Au même moment, le 18 mai 1781, les vêtements et les traditions culturelles incas, ainsi que l’auto-identification en tant qu' »Inca » ont été interdits, ainsi que d’autres mesures visant à convertir la population à la culture et au gouvernement espagnols jusqu’à l’indépendance du Pérou en tant que république. Cependant, même après la mort d’Amaru, les révoltes amérindiennes ont continué à s’emparer d’une grande partie de ce qui est aujourd’hui le sud du Pérou, la Bolivie et l’Argentine, les révolutionnaires amérindiens ayant capturé des villes espagnoles et décapité de nombreux habitants. Dans un cas, une armée amérindienne dirigée par le chef rebelle Túpac Katari assiégea la ville de La Paz pendant 109 jours avant que des troupes envoyées par Buenos Aires n’interviennent pour soulager la ville.
Diego Verdejo ; Antonio Oblitas (serviteur noir qui participa à la pendaison d’Arriaga et dessina peut-être un portrait de Tupac Amaru) ; le frère de Micaela, Antonio Bastidas ; et Antonio Castelo, ils furent les premières victimes. Plus tard, Francisco Tupac Amaru (l’oncle de José Gabriel), et Hipólito (fils aîné de Tupac Amaru et de Micaela Bastidas) ont été exécutés. On leur a coupé la langue avant de les pendre à la potence. Des soldats ont forcé Túpac Amaru et Micaela à assister à la scène. Elle a ensuite été exécutée par garrot, ainsi que Tomasa Tito Condemayta, qui, parfois, était appelée la favorite de Tupac Amaru.
ConséquencesEdit
Bien que la rébellion de Túpac Amaru II n’ait pas été un succès, elle a marqué la première rébellion à grande échelle dans les colonies espagnoles et a inspiré la révolte de nombreux autochtones et métis dans les environs. La rébellion a pris d’importantes manifestations dans le « Haut Pérou » ou ce qui est aujourd’hui la Bolivie moderne, y compris la région située au sud et à l’est du lac Titicaca.
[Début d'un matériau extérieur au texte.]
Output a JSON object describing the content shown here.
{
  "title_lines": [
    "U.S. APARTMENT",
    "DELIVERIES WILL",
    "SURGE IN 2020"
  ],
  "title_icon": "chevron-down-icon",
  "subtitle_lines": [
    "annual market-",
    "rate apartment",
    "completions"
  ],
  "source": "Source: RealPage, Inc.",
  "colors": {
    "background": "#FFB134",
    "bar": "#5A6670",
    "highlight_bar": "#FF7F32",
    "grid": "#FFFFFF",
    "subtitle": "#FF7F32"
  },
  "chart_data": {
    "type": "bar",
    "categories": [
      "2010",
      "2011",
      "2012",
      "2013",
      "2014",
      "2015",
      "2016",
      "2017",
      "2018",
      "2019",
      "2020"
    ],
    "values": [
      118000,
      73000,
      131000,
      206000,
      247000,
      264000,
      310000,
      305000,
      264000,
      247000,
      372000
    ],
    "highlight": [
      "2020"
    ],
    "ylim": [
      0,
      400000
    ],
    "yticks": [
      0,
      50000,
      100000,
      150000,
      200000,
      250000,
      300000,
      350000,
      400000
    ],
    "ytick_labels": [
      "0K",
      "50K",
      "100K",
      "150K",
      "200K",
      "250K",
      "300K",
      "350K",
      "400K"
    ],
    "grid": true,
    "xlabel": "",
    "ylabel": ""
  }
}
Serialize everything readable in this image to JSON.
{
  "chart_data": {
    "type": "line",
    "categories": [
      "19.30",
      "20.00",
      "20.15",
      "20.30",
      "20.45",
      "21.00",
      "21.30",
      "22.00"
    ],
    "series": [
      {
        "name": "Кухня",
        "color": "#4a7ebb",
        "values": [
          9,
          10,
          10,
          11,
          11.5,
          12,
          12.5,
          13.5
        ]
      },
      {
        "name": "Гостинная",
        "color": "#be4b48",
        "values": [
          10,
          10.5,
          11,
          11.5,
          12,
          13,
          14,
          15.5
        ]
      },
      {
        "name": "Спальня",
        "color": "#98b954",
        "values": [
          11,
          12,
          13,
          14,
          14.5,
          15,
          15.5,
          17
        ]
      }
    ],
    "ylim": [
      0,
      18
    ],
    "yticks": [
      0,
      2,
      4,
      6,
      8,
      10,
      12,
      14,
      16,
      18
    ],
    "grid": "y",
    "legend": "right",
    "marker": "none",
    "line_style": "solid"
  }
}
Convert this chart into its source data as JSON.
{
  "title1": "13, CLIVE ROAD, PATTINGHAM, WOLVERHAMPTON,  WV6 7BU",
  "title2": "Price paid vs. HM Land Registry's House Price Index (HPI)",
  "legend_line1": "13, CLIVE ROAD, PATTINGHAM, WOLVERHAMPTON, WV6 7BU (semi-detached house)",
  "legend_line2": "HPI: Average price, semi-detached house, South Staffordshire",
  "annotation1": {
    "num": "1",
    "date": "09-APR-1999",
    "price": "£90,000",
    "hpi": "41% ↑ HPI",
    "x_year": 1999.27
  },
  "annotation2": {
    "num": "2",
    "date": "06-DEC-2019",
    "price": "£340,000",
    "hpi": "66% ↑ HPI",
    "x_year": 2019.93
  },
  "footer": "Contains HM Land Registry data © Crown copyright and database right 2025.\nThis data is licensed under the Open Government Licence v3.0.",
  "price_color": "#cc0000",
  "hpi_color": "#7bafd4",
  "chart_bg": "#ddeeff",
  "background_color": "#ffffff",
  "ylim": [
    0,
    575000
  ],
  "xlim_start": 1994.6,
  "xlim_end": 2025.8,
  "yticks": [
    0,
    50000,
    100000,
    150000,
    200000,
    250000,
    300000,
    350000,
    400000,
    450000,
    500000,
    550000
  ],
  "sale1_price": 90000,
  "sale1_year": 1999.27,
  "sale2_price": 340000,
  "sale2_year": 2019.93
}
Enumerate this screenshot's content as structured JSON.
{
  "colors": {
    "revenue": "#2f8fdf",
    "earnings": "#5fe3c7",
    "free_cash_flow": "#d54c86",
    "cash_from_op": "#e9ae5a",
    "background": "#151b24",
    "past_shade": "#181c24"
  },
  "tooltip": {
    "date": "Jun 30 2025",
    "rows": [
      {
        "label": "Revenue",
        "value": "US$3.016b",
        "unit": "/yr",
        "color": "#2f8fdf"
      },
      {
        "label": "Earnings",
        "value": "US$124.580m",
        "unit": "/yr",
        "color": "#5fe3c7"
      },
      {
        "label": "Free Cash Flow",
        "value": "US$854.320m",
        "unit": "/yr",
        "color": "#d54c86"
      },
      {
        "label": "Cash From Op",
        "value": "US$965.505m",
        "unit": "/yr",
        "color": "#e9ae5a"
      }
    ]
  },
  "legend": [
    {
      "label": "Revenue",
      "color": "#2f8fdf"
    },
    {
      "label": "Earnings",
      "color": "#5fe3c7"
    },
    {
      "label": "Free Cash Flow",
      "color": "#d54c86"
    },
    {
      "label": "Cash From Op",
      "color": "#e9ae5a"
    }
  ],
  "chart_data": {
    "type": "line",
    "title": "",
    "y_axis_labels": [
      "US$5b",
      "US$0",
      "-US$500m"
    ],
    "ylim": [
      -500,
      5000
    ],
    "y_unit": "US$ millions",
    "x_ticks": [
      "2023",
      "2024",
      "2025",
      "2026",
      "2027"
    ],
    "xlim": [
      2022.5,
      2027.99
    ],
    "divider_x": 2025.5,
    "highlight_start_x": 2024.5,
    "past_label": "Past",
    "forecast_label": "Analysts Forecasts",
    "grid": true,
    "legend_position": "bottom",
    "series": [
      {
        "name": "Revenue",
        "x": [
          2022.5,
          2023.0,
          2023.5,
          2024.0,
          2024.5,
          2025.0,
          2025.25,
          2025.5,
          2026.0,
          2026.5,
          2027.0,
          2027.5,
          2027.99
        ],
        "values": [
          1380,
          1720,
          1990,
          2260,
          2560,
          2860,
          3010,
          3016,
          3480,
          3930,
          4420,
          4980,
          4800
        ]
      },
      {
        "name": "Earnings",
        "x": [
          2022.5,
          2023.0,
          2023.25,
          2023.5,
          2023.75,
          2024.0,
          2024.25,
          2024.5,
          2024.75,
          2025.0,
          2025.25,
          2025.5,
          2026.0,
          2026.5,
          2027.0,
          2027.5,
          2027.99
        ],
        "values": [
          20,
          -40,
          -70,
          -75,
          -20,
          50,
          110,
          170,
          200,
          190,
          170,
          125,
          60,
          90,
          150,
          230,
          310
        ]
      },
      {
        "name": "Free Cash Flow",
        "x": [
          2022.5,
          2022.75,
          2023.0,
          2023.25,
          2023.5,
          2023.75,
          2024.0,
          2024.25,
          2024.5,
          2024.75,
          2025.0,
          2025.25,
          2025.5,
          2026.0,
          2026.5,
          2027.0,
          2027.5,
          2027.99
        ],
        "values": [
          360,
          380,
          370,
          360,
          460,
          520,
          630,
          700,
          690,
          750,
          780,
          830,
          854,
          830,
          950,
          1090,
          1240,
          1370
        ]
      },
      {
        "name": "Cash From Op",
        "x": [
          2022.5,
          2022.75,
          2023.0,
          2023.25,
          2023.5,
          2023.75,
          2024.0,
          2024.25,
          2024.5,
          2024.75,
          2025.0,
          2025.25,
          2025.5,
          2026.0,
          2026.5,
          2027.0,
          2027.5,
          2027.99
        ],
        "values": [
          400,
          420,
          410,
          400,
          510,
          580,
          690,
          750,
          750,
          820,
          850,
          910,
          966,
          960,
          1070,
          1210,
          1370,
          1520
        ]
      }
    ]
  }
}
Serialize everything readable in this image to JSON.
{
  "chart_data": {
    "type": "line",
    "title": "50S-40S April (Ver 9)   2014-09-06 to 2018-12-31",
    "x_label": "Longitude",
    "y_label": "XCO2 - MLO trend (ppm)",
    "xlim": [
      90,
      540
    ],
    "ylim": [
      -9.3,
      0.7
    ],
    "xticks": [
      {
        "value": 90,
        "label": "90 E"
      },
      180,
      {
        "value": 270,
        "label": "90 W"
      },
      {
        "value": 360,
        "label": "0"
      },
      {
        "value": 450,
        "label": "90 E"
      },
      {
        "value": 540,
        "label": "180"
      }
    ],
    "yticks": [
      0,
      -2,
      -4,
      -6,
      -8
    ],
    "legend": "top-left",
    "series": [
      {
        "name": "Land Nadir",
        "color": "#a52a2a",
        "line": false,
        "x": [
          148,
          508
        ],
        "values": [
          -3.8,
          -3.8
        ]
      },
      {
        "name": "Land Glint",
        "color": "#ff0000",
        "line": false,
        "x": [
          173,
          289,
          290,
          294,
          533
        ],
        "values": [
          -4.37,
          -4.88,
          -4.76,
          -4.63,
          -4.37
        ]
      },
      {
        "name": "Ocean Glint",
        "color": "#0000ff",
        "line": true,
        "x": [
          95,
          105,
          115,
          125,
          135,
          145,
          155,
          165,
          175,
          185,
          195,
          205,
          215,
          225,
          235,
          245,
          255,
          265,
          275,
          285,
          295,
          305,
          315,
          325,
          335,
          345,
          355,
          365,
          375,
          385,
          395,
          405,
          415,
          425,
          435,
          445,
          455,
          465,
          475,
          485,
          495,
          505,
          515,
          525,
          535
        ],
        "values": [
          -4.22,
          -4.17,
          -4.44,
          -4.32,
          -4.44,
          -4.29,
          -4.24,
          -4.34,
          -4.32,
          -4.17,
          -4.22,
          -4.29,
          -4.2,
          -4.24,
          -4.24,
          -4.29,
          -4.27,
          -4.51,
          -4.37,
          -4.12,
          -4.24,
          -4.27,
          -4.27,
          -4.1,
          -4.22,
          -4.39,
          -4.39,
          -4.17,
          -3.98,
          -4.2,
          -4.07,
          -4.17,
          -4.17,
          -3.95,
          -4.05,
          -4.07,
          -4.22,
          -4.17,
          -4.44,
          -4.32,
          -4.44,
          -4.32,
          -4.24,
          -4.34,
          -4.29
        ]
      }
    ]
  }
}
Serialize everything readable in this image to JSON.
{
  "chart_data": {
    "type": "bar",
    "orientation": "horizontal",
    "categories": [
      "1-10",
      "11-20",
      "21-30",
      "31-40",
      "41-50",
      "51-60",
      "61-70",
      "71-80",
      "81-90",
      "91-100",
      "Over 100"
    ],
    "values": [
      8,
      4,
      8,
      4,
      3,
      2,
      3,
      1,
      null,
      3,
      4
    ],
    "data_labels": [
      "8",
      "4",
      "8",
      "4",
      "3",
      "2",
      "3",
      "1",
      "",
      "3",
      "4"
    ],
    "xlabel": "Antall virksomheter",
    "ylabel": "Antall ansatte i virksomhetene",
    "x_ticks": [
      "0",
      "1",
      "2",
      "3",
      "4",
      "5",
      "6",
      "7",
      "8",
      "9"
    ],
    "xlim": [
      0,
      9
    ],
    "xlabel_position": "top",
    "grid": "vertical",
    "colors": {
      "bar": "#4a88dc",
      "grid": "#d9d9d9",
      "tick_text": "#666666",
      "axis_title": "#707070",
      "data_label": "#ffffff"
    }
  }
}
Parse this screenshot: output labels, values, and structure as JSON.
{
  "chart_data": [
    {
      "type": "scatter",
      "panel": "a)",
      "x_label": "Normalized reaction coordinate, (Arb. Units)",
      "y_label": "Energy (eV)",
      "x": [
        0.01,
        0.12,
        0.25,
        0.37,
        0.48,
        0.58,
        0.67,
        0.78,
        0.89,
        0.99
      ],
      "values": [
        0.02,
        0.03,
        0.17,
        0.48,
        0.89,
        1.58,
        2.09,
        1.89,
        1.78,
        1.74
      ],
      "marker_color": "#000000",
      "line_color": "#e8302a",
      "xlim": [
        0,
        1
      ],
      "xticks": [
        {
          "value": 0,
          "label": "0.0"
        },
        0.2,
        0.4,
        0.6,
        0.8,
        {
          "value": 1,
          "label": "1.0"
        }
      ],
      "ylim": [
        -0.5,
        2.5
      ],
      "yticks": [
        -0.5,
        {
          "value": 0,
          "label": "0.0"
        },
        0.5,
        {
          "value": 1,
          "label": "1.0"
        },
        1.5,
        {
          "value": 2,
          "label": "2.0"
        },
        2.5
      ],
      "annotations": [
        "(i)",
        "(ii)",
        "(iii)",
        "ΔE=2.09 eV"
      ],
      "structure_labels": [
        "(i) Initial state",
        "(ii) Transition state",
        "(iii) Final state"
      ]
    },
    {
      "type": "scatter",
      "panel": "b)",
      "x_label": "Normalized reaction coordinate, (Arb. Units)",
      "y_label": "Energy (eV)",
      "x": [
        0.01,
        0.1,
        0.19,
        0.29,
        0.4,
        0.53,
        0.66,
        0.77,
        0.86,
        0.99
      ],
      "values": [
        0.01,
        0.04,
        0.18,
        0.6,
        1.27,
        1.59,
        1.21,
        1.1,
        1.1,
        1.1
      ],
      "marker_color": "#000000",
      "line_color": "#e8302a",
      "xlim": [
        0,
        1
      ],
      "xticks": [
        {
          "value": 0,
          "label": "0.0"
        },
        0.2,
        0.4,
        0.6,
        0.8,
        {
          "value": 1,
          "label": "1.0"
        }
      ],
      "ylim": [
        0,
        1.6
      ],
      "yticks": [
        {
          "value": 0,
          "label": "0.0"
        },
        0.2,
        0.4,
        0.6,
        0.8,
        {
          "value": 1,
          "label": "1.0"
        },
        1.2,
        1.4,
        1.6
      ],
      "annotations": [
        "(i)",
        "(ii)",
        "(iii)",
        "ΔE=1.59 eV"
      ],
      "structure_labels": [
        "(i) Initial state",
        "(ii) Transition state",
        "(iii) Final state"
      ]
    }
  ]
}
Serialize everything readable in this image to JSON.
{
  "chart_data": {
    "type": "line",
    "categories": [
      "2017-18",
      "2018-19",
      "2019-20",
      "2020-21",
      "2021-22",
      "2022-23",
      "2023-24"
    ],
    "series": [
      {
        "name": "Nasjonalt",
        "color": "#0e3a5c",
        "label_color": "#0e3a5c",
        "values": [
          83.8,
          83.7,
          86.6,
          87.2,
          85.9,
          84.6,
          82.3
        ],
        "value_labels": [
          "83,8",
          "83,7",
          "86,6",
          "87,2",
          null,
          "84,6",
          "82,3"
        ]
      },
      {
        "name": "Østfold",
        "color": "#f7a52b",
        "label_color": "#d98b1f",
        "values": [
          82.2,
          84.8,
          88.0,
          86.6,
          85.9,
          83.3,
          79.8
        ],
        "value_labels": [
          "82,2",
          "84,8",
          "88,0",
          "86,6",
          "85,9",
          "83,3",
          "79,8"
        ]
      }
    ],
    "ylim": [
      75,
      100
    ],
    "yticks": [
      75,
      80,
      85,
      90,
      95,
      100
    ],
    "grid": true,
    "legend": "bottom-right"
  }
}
En effet, Túpac Amaru II a inspiré les peuples indigènes à tel point que, même dans le document officiel où il est condamné à mort, on remarque que « les Indiens ont tenu bon face à nos tirs, malgré la peur qu’ils en avaient » et que, malgré leur capture, ses partisans sont restés fermes dans leur croyance en son immortalité et son héritage.
La rébellion a donné aux indigènes péruviens un nouvel état d’esprit, une sorte de nationalisme indigène qui allait réapparaître et changer de forme au cours de l’avenir du pays. Ils étaient désormais prêts à s’allier à quiconque s’opposait aux Espagnols. En revanche, les créoles péruviens se révéleront les plus conservateurs d’Amérique du Sud dans le mouvement d’indépendance, par crainte que l’indépendance ne les laisse à la merci des populations autochtones. De plus, d’autres créoles péruviens avaient des entreprises et des terres en copropriété prospères avec les Espagnols, et ne voulaient donc pas perdre ces intérêts en cas de révolution. Si la révolte de Túpac Amaru II est née dans la vallée de Vilcanota et s’est terminée dans la ville de Cuzco, l’héritage et l’idéologie de sa révolte ont eu des échos dans toute la région andine.